US retailer Barnes & Noble's e-reading device range, the Nook, will be available in the UK in the "not too distant future", though the company has not yet determined whether that will be through a partnership or through creating a B&N presence in the UK.
Speaking at the Publishers Associations' International Conference today (15th December), Theresa Horner, vice-president for digital content for B&N, said: "Our focus originally was very much on providing a successful platform in the US to work from, before taking our product overseas . . . We are working a lot more closely [on that], and I imagine that in the not too distant future you'll be able to find one of these devices here."
B&N chief executive William Lynch told The Bookseller in November that it was planning an international roll-out but at that time declined to give further details. He said an announcement would be made within four months.
Speculation has grown that B&N could do a deal with Waterstone's, with the British chain committing itself to launching an e-reader in the UK in early 2012. Considering Waterstone's entering the e-reader market potentially next spring, Horner said: "I think B&N would say that having a chain of book stores is a great asset for selling book products, and if you think creatively about selling content, there is an endless well of possibilities for doing that."
She also emphasised the importance of taking a physical bookstore and integrating the digital experience within it, with Nook customers citing customer support as the number two reason why they chose the device over Amazon's Kindle. She declined to comment on W H Smith and Kobo's partnership, saying she had not had a chance to get to a WHS store during her time in London to see the device on sale.
Horner added that product development was now much more part of ongoing conversations between Barnes & Noble and its publisher suppliers in the US, with B&N becoming part of the publishing process, working out how content can be developed for the e-reading device, and publishers also taking on part of the role of retailers.
She said: "There are a lot of conversations with publishers, a lot of partnerships going forward. 'What are you capable of doing digitally?' That's not a conversation that would have happened two years ago." She added that the current challenge in terms of content was in finding the right non-fiction content to sell digitally, and that self-published content was a "monster conversation going on in the digital space" in the US at the moment. Ten per cent of titles on B&N's digital bestselling lists are produced by its self-publishing programme, Pub-it.
Using figures from the BookStats 2011 survey, produced by the AAP, Horner said e-book revenue in the US represents 6% of overall trade revenue, equating to $864m. She added that she projected e-books to make up 50% of the US market by 2015. She said: "If you prepare for a market like that, then you'll be ready."
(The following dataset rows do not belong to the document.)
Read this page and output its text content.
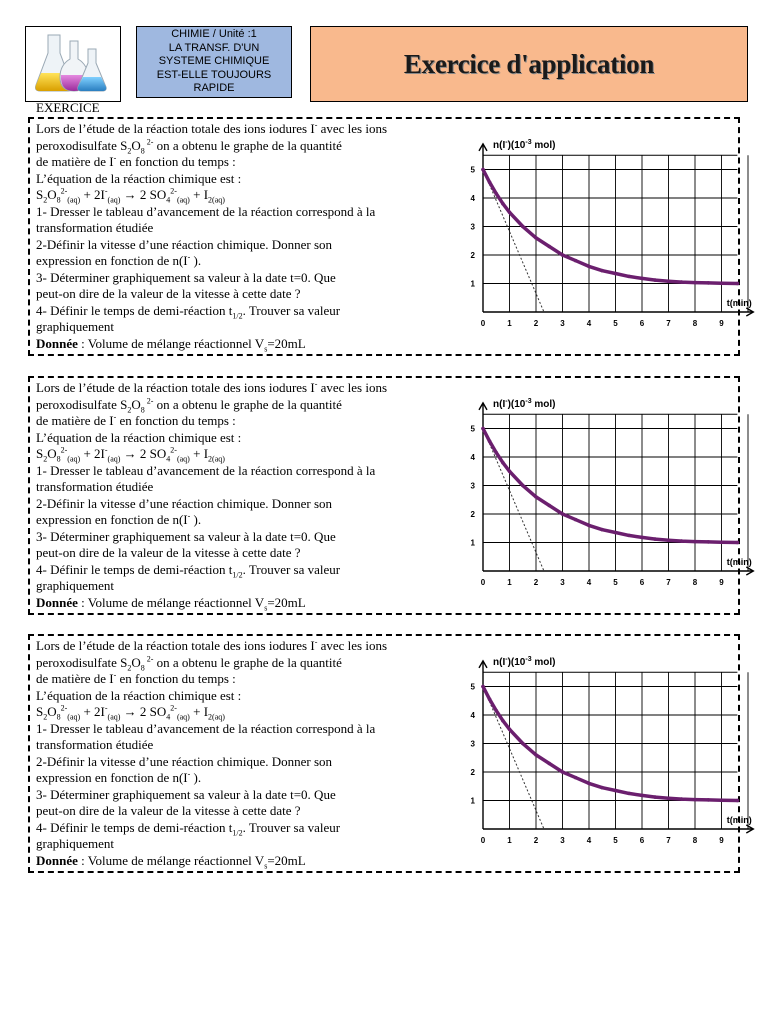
CHIMIE / Unité :1
LA TRANSF. D'UN
SYSTEME CHIMIQUE
EST-ELLE TOUJOURS
RAPIDE
Exercice d'application
EXERCICE
Lors de l’étude de la réaction totale des ions iodures I- avec les ions
peroxodisulfate $S_2O_8$ $^{2-}$ on a obtenu le graphe de la quantité
de matière de I- en fonction du temps :
L’équation de la réaction chimique est :
$S_2O_8^{2-}_{(aq)} + 2I^-_{(aq)} \to 2$ $SO_4^{2-}_{(aq)} + I_{2(aq)}$
1- Dresser le tableau d’avancement de la réaction correspond à la
transformation étudiée
2-Définir la vitesse d’une réaction chimique. Donner son
expression en fonction de n(I- ).
3- Déterminer graphiquement sa valeur à la date t=0. Que
peut-on dire de la valeur de la vitesse à cette date ?
4- Définir le temps de demi-réaction $t_{1/2}$. Trouver sa valeur
graphiquement
Donnée : Volume de mélange réactionnel $V_s=20mL$
0	1	2	3	4	5	6	7	8	9
1
2
3
4
5
$n(I^-)(10^{-3}$ mol)
t(min)
Lors de l’étude de la réaction totale des ions iodures I- avec les ions
peroxodisulfate $S_2O_8$ $^{2-}$ on a obtenu le graphe de la quantité
de matière de I- en fonction du temps :
L’équation de la réaction chimique est :
$S_2O_8^{2-}_{(aq)} + 2I^-_{(aq)} \to 2$ $SO_4^{2-}_{(aq)} + I_{2(aq)}$
1- Dresser le tableau d’avancement de la réaction correspond à la
transformation étudiée
2-Définir la vitesse d’une réaction chimique. Donner son
expression en fonction de n(I- ).
3- Déterminer graphiquement sa valeur à la date t=0. Que
peut-on dire de la valeur de la vitesse à cette date ?
4- Définir le temps de demi-réaction $t_{1/2}$. Trouver sa valeur
graphiquement
Donnée : Volume de mélange réactionnel $V_s=20mL$
0	1	2	3	4	5	6	7	8	9
1
2
3
4
5
$n(I^-)(10^{-3}$ mol)
t(min)
Lors de l’étude de la réaction totale des ions iodures I- avec les ions
peroxodisulfate $S_2O_8$ $^{2-}$ on a obtenu le graphe de la quantité
de matière de I- en fonction du temps :
L’équation de la réaction chimique est :
$S_2O_8^{2-}_{(aq)} + 2I^-_{(aq)} \to 2$ $SO_4^{2-}_{(aq)} + I_{2(aq)}$
1- Dresser le tableau d’avancement de la réaction correspond à la
transformation étudiée
2-Définir la vitesse d’une réaction chimique. Donner son
expression en fonction de n(I- ).
3- Déterminer graphiquement sa valeur à la date t=0. Que
peut-on dire de la valeur de la vitesse à cette date ?
4- Définir le temps de demi-réaction $t_{1/2}$. Trouver sa valeur
graphiquement
Donnée : Volume de mélange réactionnel $V_s=20mL$
0	1	2	3	4	5	6	7	8	9
1
2
3
4
5
$n(I^-)(10^{-3}$ mol)
t(min)
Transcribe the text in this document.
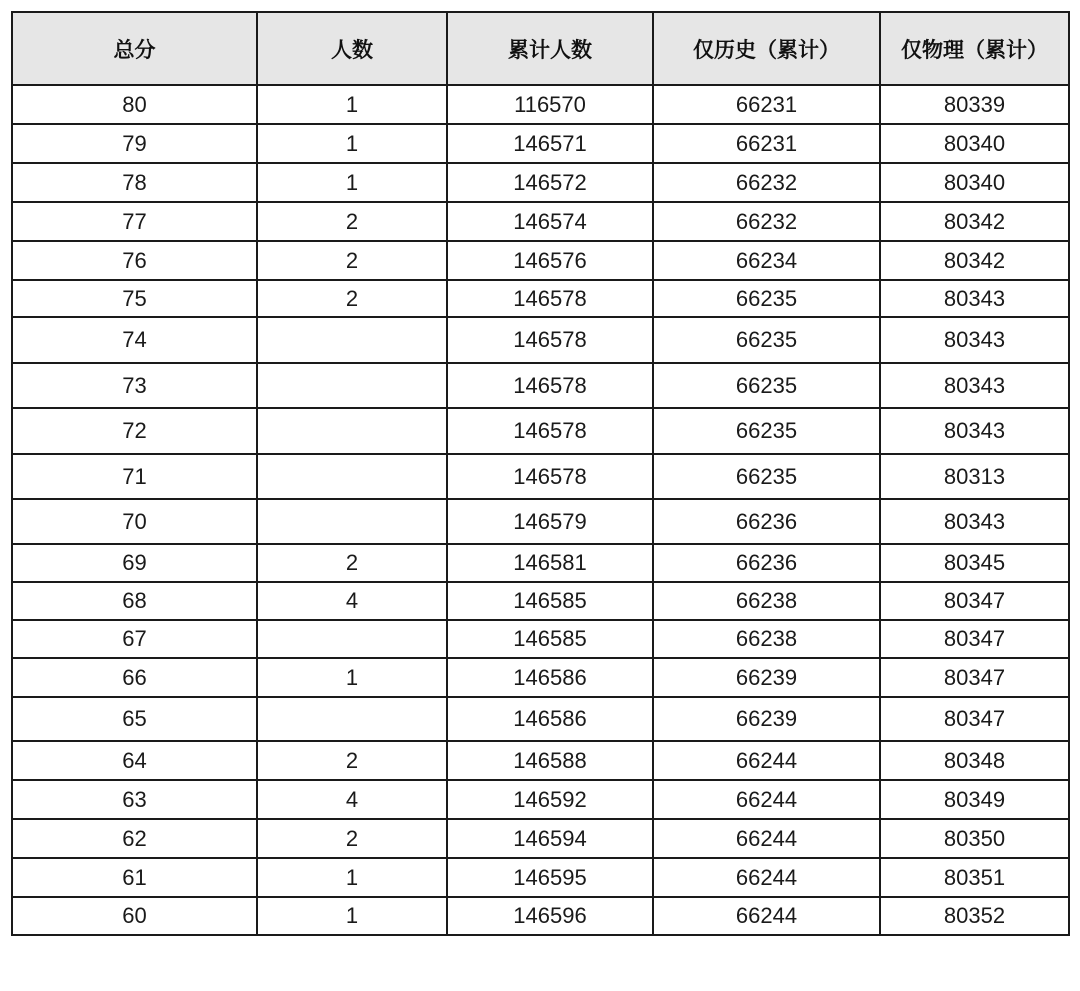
总分	人数	累计人数	仅历史（累计）	仅物理（累计）
80	1	116570	66231	80339
79	1	146571	66231	80340
78	1	146572	66232	80340
77	2	146574	66232	80342
76	2	146576	66234	80342
75	2	146578	66235	80343
74		146578	66235	80343
73		146578	66235	80343
72		146578	66235	80343
71		146578	66235	80313
70		146579	66236	80343
69	2	146581	66236	80345
68	4	146585	66238	80347
67		146585	66238	80347
66	1	146586	66239	80347
65		146586	66239	80347
64	2	146588	66244	80348
63	4	146592	66244	80349
62	2	146594	66244	80350
61	1	146595	66244	80351
60	1	146596	66244	80352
She also confirmed that digital readers read more; quoting Harris International Poll figures, she said that 20% of people in the US read 21 or more books per year, but 27% of e-reader users read 21 books or more per year. 16% of total US readers read 11-20 books a year, rising to 32% for e-reader owners. Horner also stressed that digital customers do not purchase entirely digitally, with "three channel" buyers buying 16 books over print and e-books in the last 3 months, compared to 5 books bought by one-channel buyers. She said: "There is a vibrant opportunity to be in all three channels."